Laut Amtsgericht Minden verstarb die Patientin, weil ein Apotheker ihr versehentlich das falsche Arzneimittel abgab.  (Foto: Alfonso de Tomás / Fotolia; Montage: jh / DAZ)

Laut Amtsgericht Minden verstarb die Patientin, weil ein Apotheker ihr versehentlich das falsche Arzneimittel abgab.  (Foto: Alfonso de Tomás / Fotolia; Montage: jh / DAZ)


Eine unglückliche Kette von Umständen führte zum Tod einer Seniorin: Ein über eine Rezeptbox bestelltes Arzneimittel wurde falsch ausgeliefert und auch beim Sortieren der Tabletten nicht als falsch erkannt. Das Gerichtsurteil eines im August zur Bewährungsstrafe verurteilten Apothekers zeigt nun die Tragik des Falls.

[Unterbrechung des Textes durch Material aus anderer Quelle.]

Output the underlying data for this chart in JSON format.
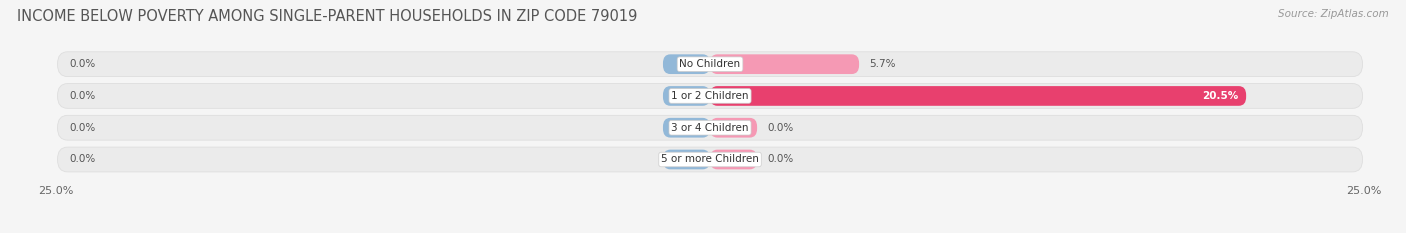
{
  "title": "INCOME BELOW POVERTY AMONG SINGLE-PARENT HOUSEHOLDS IN ZIP CODE 79019",
  "source": "Source: ZipAtlas.com",
  "categories": [
    "No Children",
    "1 or 2 Children",
    "3 or 4 Children",
    "5 or more Children"
  ],
  "single_father": [
    0.0,
    0.0,
    0.0,
    0.0
  ],
  "single_mother": [
    5.7,
    20.5,
    0.0,
    0.0
  ],
  "xlim": 25.0,
  "stub_size": 1.8,
  "color_father": "#92b8d8",
  "color_mother": "#f599b4",
  "color_mother_bright": "#e8406e",
  "bar_height": 0.62,
  "bg_color": "#f5f5f5",
  "bar_bg_color": "#ebebeb",
  "bar_bg_edge": "#dedede",
  "title_fontsize": 10.5,
  "source_fontsize": 7.5,
  "label_fontsize": 7.5,
  "category_fontsize": 7.5,
  "legend_fontsize": 8.5,
  "axis_label_fontsize": 8
}
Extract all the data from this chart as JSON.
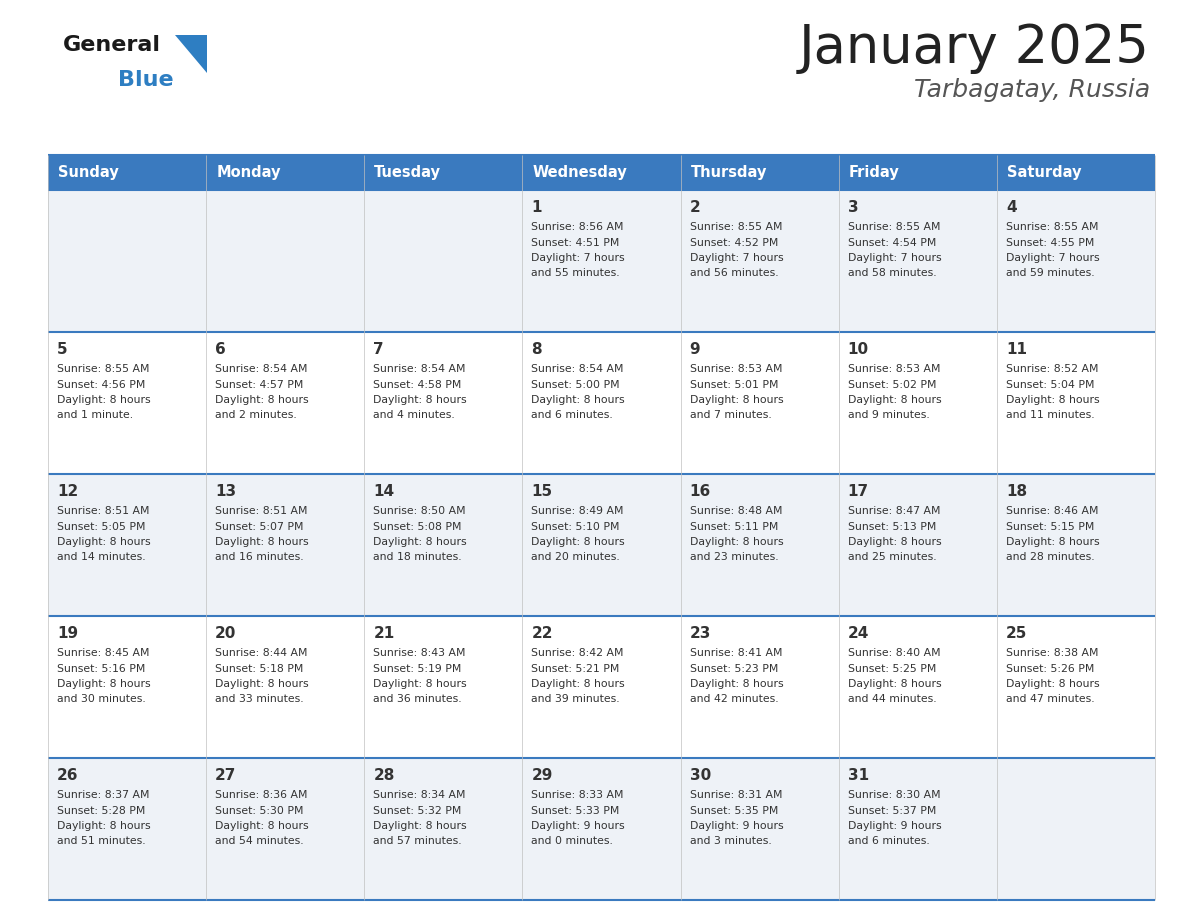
{
  "title": "January 2025",
  "subtitle": "Tarbagatay, Russia",
  "days_of_week": [
    "Sunday",
    "Monday",
    "Tuesday",
    "Wednesday",
    "Thursday",
    "Friday",
    "Saturday"
  ],
  "header_bg": "#3a7abf",
  "header_text": "#ffffff",
  "cell_bg_odd": "#eef2f7",
  "cell_bg_even": "#ffffff",
  "cell_text": "#333333",
  "border_color": "#3a7abf",
  "title_color": "#222222",
  "subtitle_color": "#555555",
  "logo_general_color": "#1a1a1a",
  "logo_blue_color": "#2e7ec2",
  "calendar_data": [
    {
      "day": 1,
      "col": 3,
      "row": 0,
      "sunrise": "8:56 AM",
      "sunset": "4:51 PM",
      "daylight": "7 hours",
      "minutes": "55 minutes."
    },
    {
      "day": 2,
      "col": 4,
      "row": 0,
      "sunrise": "8:55 AM",
      "sunset": "4:52 PM",
      "daylight": "7 hours",
      "minutes": "56 minutes."
    },
    {
      "day": 3,
      "col": 5,
      "row": 0,
      "sunrise": "8:55 AM",
      "sunset": "4:54 PM",
      "daylight": "7 hours",
      "minutes": "58 minutes."
    },
    {
      "day": 4,
      "col": 6,
      "row": 0,
      "sunrise": "8:55 AM",
      "sunset": "4:55 PM",
      "daylight": "7 hours",
      "minutes": "59 minutes."
    },
    {
      "day": 5,
      "col": 0,
      "row": 1,
      "sunrise": "8:55 AM",
      "sunset": "4:56 PM",
      "daylight": "8 hours",
      "minutes": "1 minute."
    },
    {
      "day": 6,
      "col": 1,
      "row": 1,
      "sunrise": "8:54 AM",
      "sunset": "4:57 PM",
      "daylight": "8 hours",
      "minutes": "2 minutes."
    },
    {
      "day": 7,
      "col": 2,
      "row": 1,
      "sunrise": "8:54 AM",
      "sunset": "4:58 PM",
      "daylight": "8 hours",
      "minutes": "4 minutes."
    },
    {
      "day": 8,
      "col": 3,
      "row": 1,
      "sunrise": "8:54 AM",
      "sunset": "5:00 PM",
      "daylight": "8 hours",
      "minutes": "6 minutes."
    },
    {
      "day": 9,
      "col": 4,
      "row": 1,
      "sunrise": "8:53 AM",
      "sunset": "5:01 PM",
      "daylight": "8 hours",
      "minutes": "7 minutes."
    },
    {
      "day": 10,
      "col": 5,
      "row": 1,
      "sunrise": "8:53 AM",
      "sunset": "5:02 PM",
      "daylight": "8 hours",
      "minutes": "9 minutes."
    },
    {
      "day": 11,
      "col": 6,
      "row": 1,
      "sunrise": "8:52 AM",
      "sunset": "5:04 PM",
      "daylight": "8 hours",
      "minutes": "11 minutes."
    },
    {
      "day": 12,
      "col": 0,
      "row": 2,
      "sunrise": "8:51 AM",
      "sunset": "5:05 PM",
      "daylight": "8 hours",
      "minutes": "14 minutes."
    },
    {
      "day": 13,
      "col": 1,
      "row": 2,
      "sunrise": "8:51 AM",
      "sunset": "5:07 PM",
      "daylight": "8 hours",
      "minutes": "16 minutes."
    },
    {
      "day": 14,
      "col": 2,
      "row": 2,
      "sunrise": "8:50 AM",
      "sunset": "5:08 PM",
      "daylight": "8 hours",
      "minutes": "18 minutes."
    },
    {
      "day": 15,
      "col": 3,
      "row": 2,
      "sunrise": "8:49 AM",
      "sunset": "5:10 PM",
      "daylight": "8 hours",
      "minutes": "20 minutes."
    },
    {
      "day": 16,
      "col": 4,
      "row": 2,
      "sunrise": "8:48 AM",
      "sunset": "5:11 PM",
      "daylight": "8 hours",
      "minutes": "23 minutes."
    },
    {
      "day": 17,
      "col": 5,
      "row": 2,
      "sunrise": "8:47 AM",
      "sunset": "5:13 PM",
      "daylight": "8 hours",
      "minutes": "25 minutes."
    },
    {
      "day": 18,
      "col": 6,
      "row": 2,
      "sunrise": "8:46 AM",
      "sunset": "5:15 PM",
      "daylight": "8 hours",
      "minutes": "28 minutes."
    },
    {
      "day": 19,
      "col": 0,
      "row": 3,
      "sunrise": "8:45 AM",
      "sunset": "5:16 PM",
      "daylight": "8 hours",
      "minutes": "30 minutes."
    },
    {
      "day": 20,
      "col": 1,
      "row": 3,
      "sunrise": "8:44 AM",
      "sunset": "5:18 PM",
      "daylight": "8 hours",
      "minutes": "33 minutes."
    },
    {
      "day": 21,
      "col": 2,
      "row": 3,
      "sunrise": "8:43 AM",
      "sunset": "5:19 PM",
      "daylight": "8 hours",
      "minutes": "36 minutes."
    },
    {
      "day": 22,
      "col": 3,
      "row": 3,
      "sunrise": "8:42 AM",
      "sunset": "5:21 PM",
      "daylight": "8 hours",
      "minutes": "39 minutes."
    },
    {
      "day": 23,
      "col": 4,
      "row": 3,
      "sunrise": "8:41 AM",
      "sunset": "5:23 PM",
      "daylight": "8 hours",
      "minutes": "42 minutes."
    },
    {
      "day": 24,
      "col": 5,
      "row": 3,
      "sunrise": "8:40 AM",
      "sunset": "5:25 PM",
      "daylight": "8 hours",
      "minutes": "44 minutes."
    },
    {
      "day": 25,
      "col": 6,
      "row": 3,
      "sunrise": "8:38 AM",
      "sunset": "5:26 PM",
      "daylight": "8 hours",
      "minutes": "47 minutes."
    },
    {
      "day": 26,
      "col": 0,
      "row": 4,
      "sunrise": "8:37 AM",
      "sunset": "5:28 PM",
      "daylight": "8 hours",
      "minutes": "51 minutes."
    },
    {
      "day": 27,
      "col": 1,
      "row": 4,
      "sunrise": "8:36 AM",
      "sunset": "5:30 PM",
      "daylight": "8 hours",
      "minutes": "54 minutes."
    },
    {
      "day": 28,
      "col": 2,
      "row": 4,
      "sunrise": "8:34 AM",
      "sunset": "5:32 PM",
      "daylight": "8 hours",
      "minutes": "57 minutes."
    },
    {
      "day": 29,
      "col": 3,
      "row": 4,
      "sunrise": "8:33 AM",
      "sunset": "5:33 PM",
      "daylight": "9 hours",
      "minutes": "0 minutes."
    },
    {
      "day": 30,
      "col": 4,
      "row": 4,
      "sunrise": "8:31 AM",
      "sunset": "5:35 PM",
      "daylight": "9 hours",
      "minutes": "3 minutes."
    },
    {
      "day": 31,
      "col": 5,
      "row": 4,
      "sunrise": "8:30 AM",
      "sunset": "5:37 PM",
      "daylight": "9 hours",
      "minutes": "6 minutes."
    }
  ]
}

Als ein gut 40-jähriger Apotheker am Samstagnachmittag des 6. September vor zwei Jahren beim Haus seiner 78-jährigen Kundin klingelte, wollte er der herz- und nierenkranken Patientin ihre dringend benötigten Tabletten bringen. Der Pharmazeut aus Petershagen im Kreis Minden-Lübbecke hatte versehentlich statt des verschriebenen Phosphatbinders Renvela® (Sevelamercarbonat) den Calciumkanalblocker Verapamil (Veramex®) eingepackt. Ein Fehler, der sein Leben wohl für immer verändern wird. Denn tragischerweise führte die Verwechslung zu einer Vergiftung, an der die Patientin schon am darauffolgenden Sonntagabend versterben sollte, wie das nun vorliegende schriftliche Urteil zeigt.

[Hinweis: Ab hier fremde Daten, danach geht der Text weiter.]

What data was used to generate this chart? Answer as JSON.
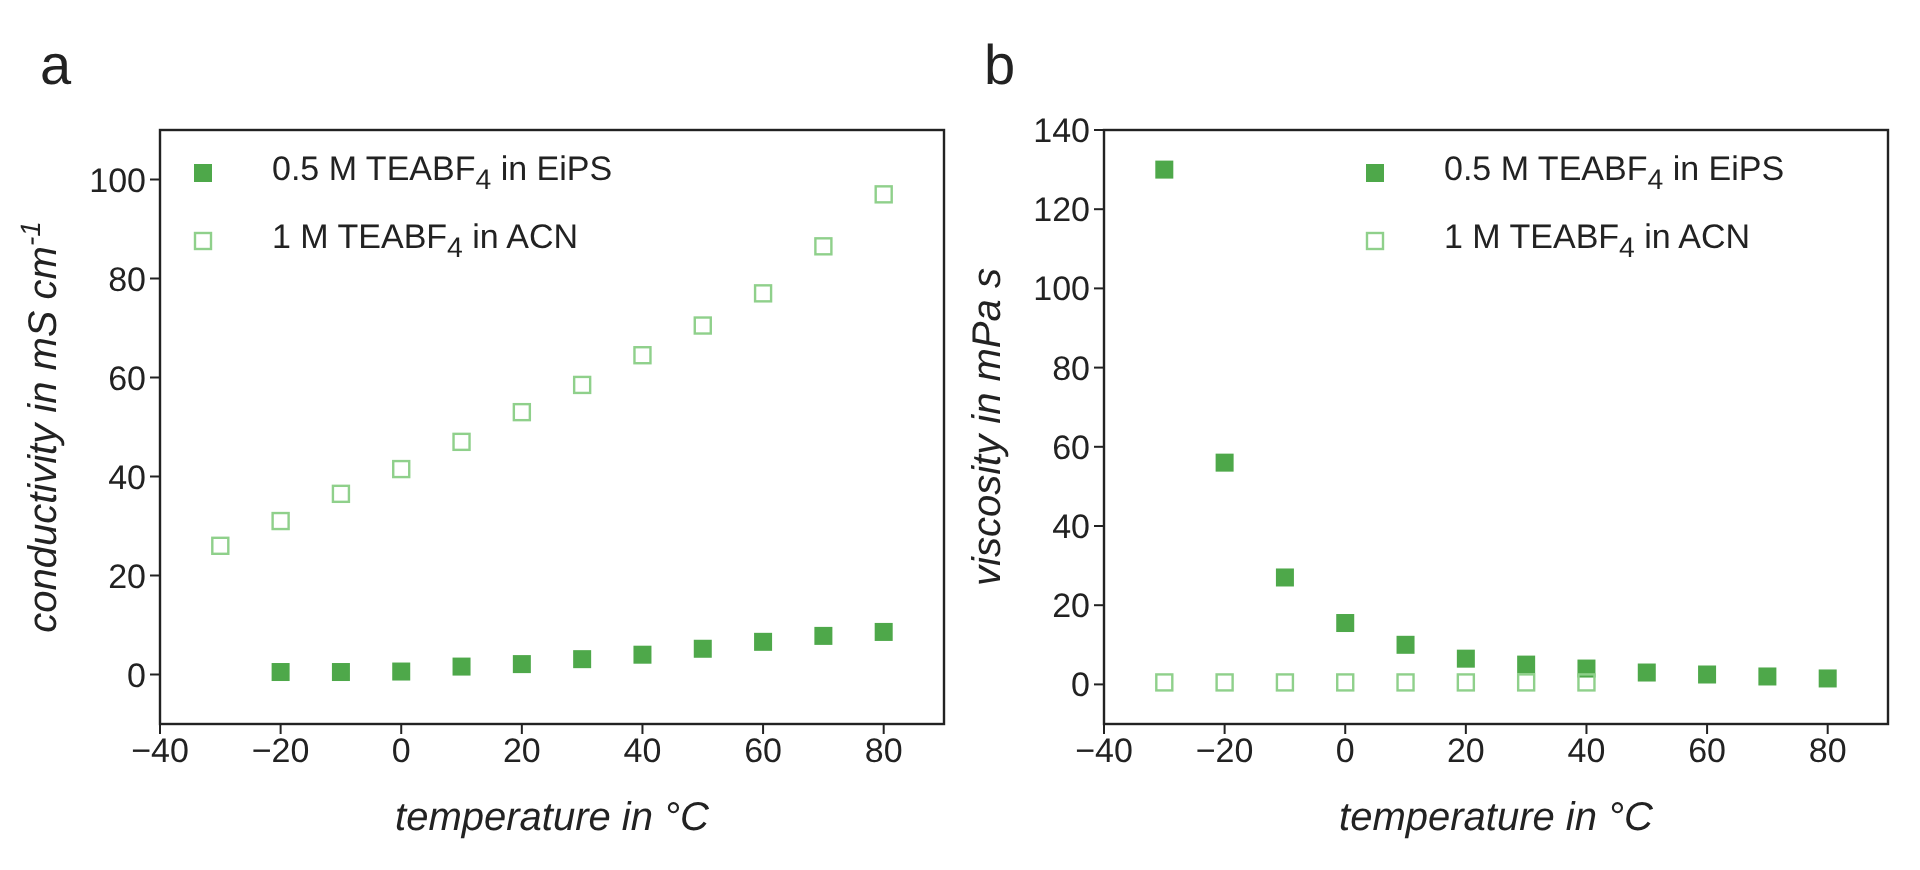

Die Tochter der Seniorin hatte das Rezept drei Tage zuvor in einer Rezeptsammelbox des Apothekers abgegeben. Bis Freitag reichten die verbleibenden Vorräte noch, doch als die benötigten Tabletten am Freitagabend noch nicht ausgeliefert waren, fragte sie nach. Der Apotheker bestellte das Arzneimittel laut Aussage der Tochter und brachte es später vorbei. Doch laut dem Schwiegersohn der Seniorin erklärte er später, sein Computer sei abgestürzt gewesen – sodass er vor der Auslieferung keinen Abgleich mehr habe machen können.

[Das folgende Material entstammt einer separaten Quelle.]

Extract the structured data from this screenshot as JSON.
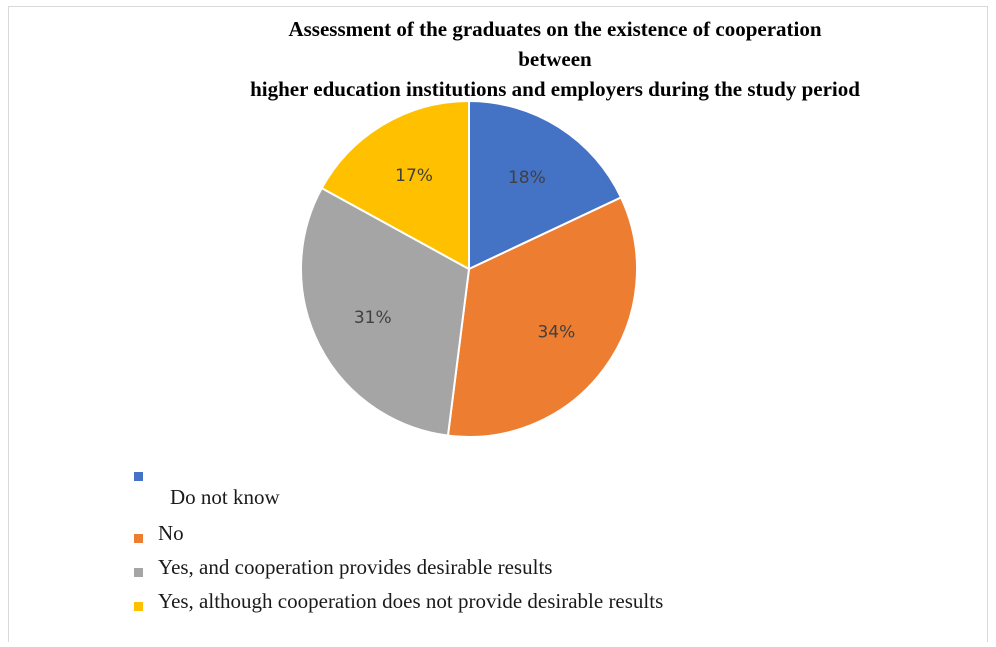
{
  "chart_data": {
    "type": "pie",
    "title_lines": [
      "Assessment of the graduates on the existence of cooperation",
      "between",
      "higher education institutions and employers during the study period"
    ],
    "slices": [
      {
        "label": "Do not know",
        "value": 18,
        "display": "18%",
        "color": "#4472c4"
      },
      {
        "label": "No",
        "value": 34,
        "display": "34%",
        "color": "#ed7d31"
      },
      {
        "label": "Yes, and cooperation provides desirable results",
        "value": 31,
        "display": "31%",
        "color": "#a5a5a5"
      },
      {
        "label": "Yes, although cooperation does not provide desirable results",
        "value": 17,
        "display": "17%",
        "color": "#ffc000"
      }
    ],
    "start_angle": "12 o'clock",
    "direction": "clockwise",
    "legend_position": "bottom-left"
  }
}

Auch zuvor wechselten die Verpackungen

Während sie normalerweise sonntags die Arzneimittel ihrer Mutter in die Wochenbox einsortiert habe, habe sie es aufgrund eines Dorffestes schon am Samstag erledigt, wie die Tochter laut Gerichtsurteil sagte. Ihre Mutter habe ihr später erzählt, dass der Apotheker die Tabletten noch gebracht habe – und die Verpackung anders aussah. Tochter und Mutter wurden nicht stutzig, da immer mal wieder Generika abgegeben worden seien und das Aussehen wechselte. Statt einer kleinen Dose mit losen Tabletten habe es sich nun um eine Packverpackung mit mehreren Blistern gehandelt.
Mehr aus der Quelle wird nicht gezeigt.